The fall of EV startup Fisker: A comprehensive timeline

Henrik Fisker once envisioned a burgeoning EV empire at the startup he named after himself, which was to be led by the Ocean SUV. Cracks started showing in that vision almost as soon as the Ocean hit the road in 2023. Fisker cut production targets multiple times, failed to meet sales goals, and laid off staff.

What’s more, its Ocean SUV was beset with software and mechanical issues, rendering it inoperable for some. Troublesome brakes, sudden power loss, and doors that wouldn’t open led to multiple safety investigations and ultimately a pause in production in order to raise new capital.

All of this forced Fisker to file for Chapter 11 bankruptcy protection, marking the beginning of an inauspicious period for the eponymous startup. Below is a timeline of the events that led the automaker to this point.

In 2023, Fisker fell short of its second quarter production target, producing only 1,022 Ocean SUVs against an expectation of 1,400 to 1,700 vehicles. Days later, the company announced plans to sell $340 million in convertible debt to fund operations and future product development.

By December, Fisker cut its annual production guidance for the fourth time, reducing its forecast to just 10,000 vehicles for the year.

The troubles continued into 2024. In January, Fisker struggled to meet internal sales goals, often selling just one to two dozen Ocean SUVs per day in North America, far from its public target of 300 daily global deliveries.

Federal safety regulators opened an investigation into the Ocean SUV over braking problems after receiving 19 complaints from owners. Customer reports included issues with sudden power loss, problematic key fobs, and the vehicle’s front hood flying open at high speeds.

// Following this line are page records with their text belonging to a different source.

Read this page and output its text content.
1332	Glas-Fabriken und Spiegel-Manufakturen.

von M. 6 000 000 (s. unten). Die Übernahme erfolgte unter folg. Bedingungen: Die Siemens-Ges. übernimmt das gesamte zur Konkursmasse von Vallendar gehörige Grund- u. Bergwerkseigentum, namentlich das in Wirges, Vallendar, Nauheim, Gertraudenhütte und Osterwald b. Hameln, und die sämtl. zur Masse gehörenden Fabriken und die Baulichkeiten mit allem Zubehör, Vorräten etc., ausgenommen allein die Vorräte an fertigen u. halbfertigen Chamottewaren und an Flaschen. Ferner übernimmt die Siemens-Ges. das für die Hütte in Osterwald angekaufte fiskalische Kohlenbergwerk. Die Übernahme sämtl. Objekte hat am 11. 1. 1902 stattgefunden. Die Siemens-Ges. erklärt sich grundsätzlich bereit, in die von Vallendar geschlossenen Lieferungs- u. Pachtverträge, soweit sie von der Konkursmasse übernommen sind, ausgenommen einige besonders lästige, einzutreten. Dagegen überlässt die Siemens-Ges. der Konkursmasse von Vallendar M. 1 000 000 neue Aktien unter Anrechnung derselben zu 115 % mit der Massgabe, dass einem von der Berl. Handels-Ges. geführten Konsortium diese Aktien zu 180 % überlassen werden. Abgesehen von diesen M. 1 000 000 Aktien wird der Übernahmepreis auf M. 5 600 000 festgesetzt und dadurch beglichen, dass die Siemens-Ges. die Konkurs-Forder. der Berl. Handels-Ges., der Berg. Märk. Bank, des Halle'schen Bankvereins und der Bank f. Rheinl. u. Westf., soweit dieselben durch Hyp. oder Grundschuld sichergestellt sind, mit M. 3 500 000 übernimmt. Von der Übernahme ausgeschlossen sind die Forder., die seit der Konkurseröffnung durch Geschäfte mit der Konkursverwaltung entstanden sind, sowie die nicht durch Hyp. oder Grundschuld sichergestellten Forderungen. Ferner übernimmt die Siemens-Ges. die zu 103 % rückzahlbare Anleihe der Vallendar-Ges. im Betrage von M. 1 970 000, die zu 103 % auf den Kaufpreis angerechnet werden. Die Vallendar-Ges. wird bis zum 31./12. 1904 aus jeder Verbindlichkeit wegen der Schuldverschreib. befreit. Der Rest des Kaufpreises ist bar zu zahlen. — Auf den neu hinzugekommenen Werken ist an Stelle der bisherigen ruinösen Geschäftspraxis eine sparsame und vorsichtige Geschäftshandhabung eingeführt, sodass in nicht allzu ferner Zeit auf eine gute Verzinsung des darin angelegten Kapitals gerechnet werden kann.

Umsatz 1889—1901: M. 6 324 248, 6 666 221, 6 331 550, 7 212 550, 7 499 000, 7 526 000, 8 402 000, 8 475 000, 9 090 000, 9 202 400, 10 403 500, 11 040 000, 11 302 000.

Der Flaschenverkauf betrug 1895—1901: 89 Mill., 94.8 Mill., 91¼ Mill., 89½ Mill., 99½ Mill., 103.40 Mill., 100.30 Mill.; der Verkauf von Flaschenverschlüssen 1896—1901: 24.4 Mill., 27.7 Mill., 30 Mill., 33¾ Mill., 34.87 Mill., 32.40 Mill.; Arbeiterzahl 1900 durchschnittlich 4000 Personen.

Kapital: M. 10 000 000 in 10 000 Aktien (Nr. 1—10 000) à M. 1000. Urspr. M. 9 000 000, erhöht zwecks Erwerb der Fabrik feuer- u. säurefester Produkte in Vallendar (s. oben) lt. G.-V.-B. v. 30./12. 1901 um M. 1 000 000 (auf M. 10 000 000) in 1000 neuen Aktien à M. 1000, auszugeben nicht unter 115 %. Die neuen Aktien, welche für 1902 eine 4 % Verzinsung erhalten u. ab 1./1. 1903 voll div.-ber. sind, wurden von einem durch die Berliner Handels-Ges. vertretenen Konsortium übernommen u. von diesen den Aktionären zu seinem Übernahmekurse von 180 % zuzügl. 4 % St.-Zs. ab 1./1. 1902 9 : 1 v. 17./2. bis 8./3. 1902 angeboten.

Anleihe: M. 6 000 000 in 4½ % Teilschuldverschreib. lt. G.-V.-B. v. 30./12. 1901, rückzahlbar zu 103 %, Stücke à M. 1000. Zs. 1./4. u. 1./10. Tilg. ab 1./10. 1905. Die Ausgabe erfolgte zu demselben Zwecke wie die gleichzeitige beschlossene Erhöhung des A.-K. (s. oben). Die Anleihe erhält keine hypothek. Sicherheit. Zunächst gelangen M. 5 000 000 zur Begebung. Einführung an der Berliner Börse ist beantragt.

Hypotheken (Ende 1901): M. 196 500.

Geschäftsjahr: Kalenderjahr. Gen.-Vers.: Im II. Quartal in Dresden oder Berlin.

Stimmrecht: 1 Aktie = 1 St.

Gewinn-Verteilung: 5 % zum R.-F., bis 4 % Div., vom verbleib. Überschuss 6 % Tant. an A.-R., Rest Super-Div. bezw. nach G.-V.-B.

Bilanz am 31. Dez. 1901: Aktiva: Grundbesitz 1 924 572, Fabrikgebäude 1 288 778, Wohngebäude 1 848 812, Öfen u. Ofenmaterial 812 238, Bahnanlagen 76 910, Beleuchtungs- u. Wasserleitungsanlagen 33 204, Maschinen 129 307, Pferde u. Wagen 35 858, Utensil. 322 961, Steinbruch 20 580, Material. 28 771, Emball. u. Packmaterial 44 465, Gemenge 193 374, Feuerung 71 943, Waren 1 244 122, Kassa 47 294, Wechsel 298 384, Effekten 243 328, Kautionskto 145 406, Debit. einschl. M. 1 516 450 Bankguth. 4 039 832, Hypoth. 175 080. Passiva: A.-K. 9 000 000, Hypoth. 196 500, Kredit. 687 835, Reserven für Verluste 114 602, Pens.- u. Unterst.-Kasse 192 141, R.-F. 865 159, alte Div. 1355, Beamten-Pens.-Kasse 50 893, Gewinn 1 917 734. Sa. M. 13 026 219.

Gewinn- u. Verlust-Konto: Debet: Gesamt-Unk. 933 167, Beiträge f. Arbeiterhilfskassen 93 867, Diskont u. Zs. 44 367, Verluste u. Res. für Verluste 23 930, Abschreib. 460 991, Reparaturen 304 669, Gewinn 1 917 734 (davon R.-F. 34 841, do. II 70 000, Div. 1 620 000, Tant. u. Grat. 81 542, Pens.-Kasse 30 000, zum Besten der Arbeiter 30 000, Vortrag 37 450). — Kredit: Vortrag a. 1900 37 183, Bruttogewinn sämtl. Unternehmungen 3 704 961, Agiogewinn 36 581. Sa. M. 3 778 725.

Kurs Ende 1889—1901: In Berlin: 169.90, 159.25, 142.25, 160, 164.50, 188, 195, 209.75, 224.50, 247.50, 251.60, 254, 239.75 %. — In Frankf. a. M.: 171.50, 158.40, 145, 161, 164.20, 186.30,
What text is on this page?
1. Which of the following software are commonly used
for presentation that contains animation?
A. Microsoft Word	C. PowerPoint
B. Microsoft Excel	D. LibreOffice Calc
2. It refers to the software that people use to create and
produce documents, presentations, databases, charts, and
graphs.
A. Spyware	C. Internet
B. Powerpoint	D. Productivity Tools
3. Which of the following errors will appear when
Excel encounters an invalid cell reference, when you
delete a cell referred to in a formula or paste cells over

A second federal probe was opened in February after four complaints of the vehicle rolling away unexpectedly. Later that month, Fisker announced a 15% reduction in its workforce and revealed it likely did not have enough cash on hand to survive the next year.

In March, Fisker paused production for six weeks as it scrambled for a cash infusion, disclosing it had only $121 million in cash on hand. A potential rescue deal with a large automaker, reported to be Nissan, was terminated, putting separate funding efforts in danger. The New York Stock Exchange suspended trading of Fisker stock and moved to delist the company.

An internal audit revealed the company had temporarily lost track of millions of dollars in customer payments due to lax internal procedures. In some cases, vehicles were delivered without any form of payment being collected.

April brought a new round of layoffs to preserve cash. In May, it was reported that Fisker had stopped paying the engineering firm that helped develop its future vehicles, the Pear and the Alaska. The National Highway Traffic Safety Administration opened a fourth investigation into the Ocean SUV over complaints of inadvertent automatic emergency braking.

Hundreds more employees were laid off at the end of May in a final bid to stay alive. An internal investigation pointed to the flawed Ocean SUV, hubris, power struggles, and a failure to establish basic operational processes as key reasons for the collapse.

June began with the first official recall of the Ocean SUV due to incorrectly displayed warning lights. On June 18, after a year of struggles, Fisker filed for Chapter 11 bankruptcy protection. Court filings later revealed the company was facing potential financial distress as early as August 2023.

The fight over Fisker’s assets began immediately. The company asked a bankruptcy court for permission to sell its remaining inventory of 3,231 Ocean SUVs for approximately $14,000 each. Co-founders Henrik Fisker and Geeta Gupta-Fisker reduced their salaries to one dollar.

The proposed fire sale of vehicles faced objections, but a bankruptcy judge eventually gave Fisker the green light to sell the SUVs to a leasing company for a maximum of $46.25 million. A central question in the bankruptcy was whether its largest secured lender should be first in line to receive proceeds from the liquidation.

In September, Fisker initially suggested Ocean owners would have to pay for labor costs associated with recall repairs before suddenly reversing its decision after objection from the U.S. Department of Justice, which declared the plan illegal.

October brought more challenges. The company’s headquarters were found abandoned in complete disarray, with hazardous waste left behind. The fleet buyer for the Oceans expressed doubts about completing the sale due to issues transferring necessary vehicle data.

Despite these last-minute problems, Fisker was able to resolve the issues, agree to cover recall labor costs, and get its liquidation plan confirmed by the court on October 16. A trustee was appointed to oversee the sale of the company’s remaining assets.

In 2025, it was reported that Henrik Fisker and his wife Geeta had quietly wound down their charitable nonprofit foundation, which had been established in 2021 but never distributed significant funding.